Full Registration for Public Offerings
For issuers targeting the general public and raising large amounts of capital, full registration under Swiss law is required. This framework ensures maximum investor protection and regulatory oversight.
Who Can Invest?
Both retail investors and professional investors can participate, making it suitable for large-scale public offerings.
How Much Money Can Be Raised?
Unlimited—there is no cap on the amount of capital that can be raised.
Are There Any Restrictions?
A full prospectus must be prepared, which includes:
Detailed information about the issuer (company background, management, financials).
The terms and conditions of the offering.
Comprehensive disclosures on the risks associated with the tokenized asset or security.
The prospectus must be reviewed and approved by a Swiss regulatory body before the tokens can be sold.
Compliance Notes
Once approved, the prospectus allows the issuer to market and sell the tokens freely to both retail and institutional investors.
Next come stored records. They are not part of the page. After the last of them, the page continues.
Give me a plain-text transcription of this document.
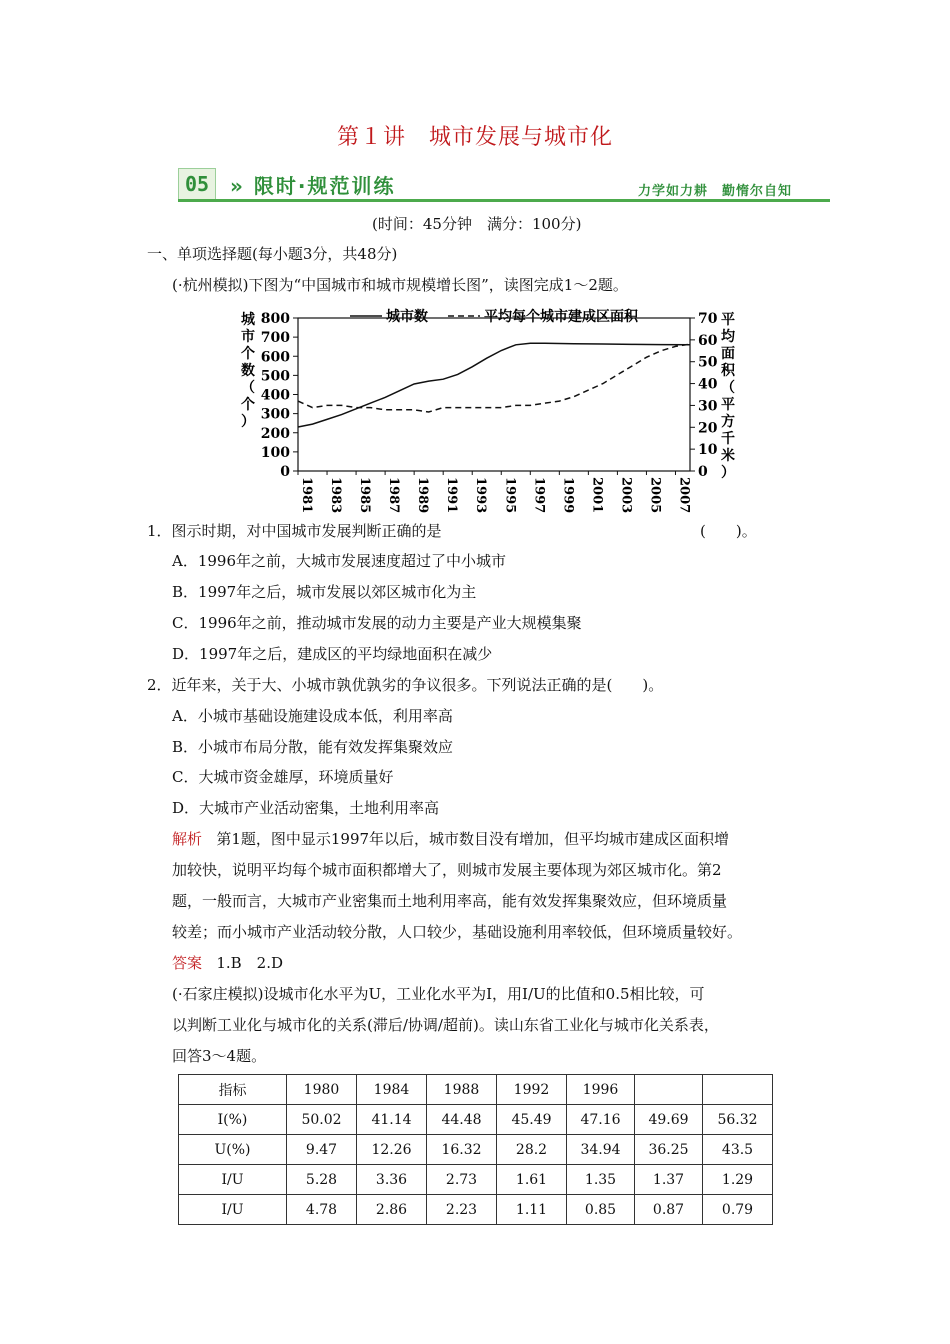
第１讲　城市发展与城市化
05	» 限时·规范训练	力学如力耕　勤惰尔自知
(时间：45分钟　满分：100分)
一、单项选择题(每小题3分，共48分)
(·杭州模拟)下图为“中国城市和城市规模增长图”，读图完成1～2题。
城市数	平均每个城市建成区面积
城
市
个
数
（
个
）
平
均
面
积
（
平
方
千
米
）
800
700
600
500
400
300
200
100
0
70
60
50
40
30
20
10
0
1981 1983 1985 1987 1989 1991 1993 1995 1997 1999 2001 2003 2005 2007
1．图示时期，对中国城市发展判断正确的是	(　　)。
A．1996年之前，大城市发展速度超过了中小城市
B．1997年之后，城市发展以郊区城市化为主
C．1996年之前，推动城市发展的动力主要是产业大规模集聚
D．1997年之后，建成区的平均绿地面积在减少
2．近年来，关于大、小城市孰优孰劣的争议很多。下列说法正确的是(　　)。
A．小城市基础设施建设成本低，利用率高
B．小城市布局分散，能有效发挥集聚效应
C．大城市资金雄厚，环境质量好
D．大城市产业活动密集，土地利用率高
解析 第1题，图中显示1997年以后，城市数目没有增加，但平均城市建成区面积增
加较快，说明平均每个城市面积都增大了，则城市发展主要体现为郊区城市化。第2
题，一般而言，大城市产业密集而土地利用率高，能有效发挥集聚效应，但环境质量
较差；而小城市产业活动较分散，人口较少，基础设施利用率较低，但环境质量较好。
答案 1.B　2.D
(·石家庄模拟)设城市化水平为U，工业化水平为I，用I/U的比值和0.5相比较，可
以判断工业化与城市化的关系(滞后/协调/超前)。读山东省工业化与城市化关系表，
回答3～4题。
指标	1980	1984	1988	1992	1996		
I(%)	50.02	41.14	44.48	45.49	47.16	49.69	56.32
U(%)	9.47	12.26	16.32	28.2	34.94	36.25	43.5
I/U	5.28	3.36	2.73	1.61	1.35	1.37	1.29
I/U	4.78	2.86	2.23	1.11	0.85	0.87	0.79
Ongoing reporting obligations may apply, such as submitting annual reports or disclosing material changes in the issuer’s business.
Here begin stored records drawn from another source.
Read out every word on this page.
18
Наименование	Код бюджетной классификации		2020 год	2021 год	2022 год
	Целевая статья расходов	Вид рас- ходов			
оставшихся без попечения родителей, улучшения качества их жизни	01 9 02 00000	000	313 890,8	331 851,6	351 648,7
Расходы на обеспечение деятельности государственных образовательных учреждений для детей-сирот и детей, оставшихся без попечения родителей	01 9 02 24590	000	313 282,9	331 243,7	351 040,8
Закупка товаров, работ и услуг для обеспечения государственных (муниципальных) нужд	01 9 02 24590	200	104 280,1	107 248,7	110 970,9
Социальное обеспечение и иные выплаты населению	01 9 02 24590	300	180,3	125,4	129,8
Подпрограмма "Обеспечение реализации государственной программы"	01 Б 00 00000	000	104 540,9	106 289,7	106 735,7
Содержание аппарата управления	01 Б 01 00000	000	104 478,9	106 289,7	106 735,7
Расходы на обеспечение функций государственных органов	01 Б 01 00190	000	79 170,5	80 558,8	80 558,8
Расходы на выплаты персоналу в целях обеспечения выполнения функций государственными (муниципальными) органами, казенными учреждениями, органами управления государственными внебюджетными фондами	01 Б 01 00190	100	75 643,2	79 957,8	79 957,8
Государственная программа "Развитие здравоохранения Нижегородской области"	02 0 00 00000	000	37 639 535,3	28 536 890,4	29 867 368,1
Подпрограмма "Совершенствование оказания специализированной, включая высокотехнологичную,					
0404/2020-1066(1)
Marketing materials must align with the information provided in the approved prospectus to ensure consistency and transparency.
Why Choose Full Registration?
Full registration is the best option for large-scale tokenized asset offerings targeting a broad investor base. It provides maximum market reach and builds investor confidence by adhering to high regulatory standards. However, it requires significant preparation, time, and resources to comply with Swiss regulations.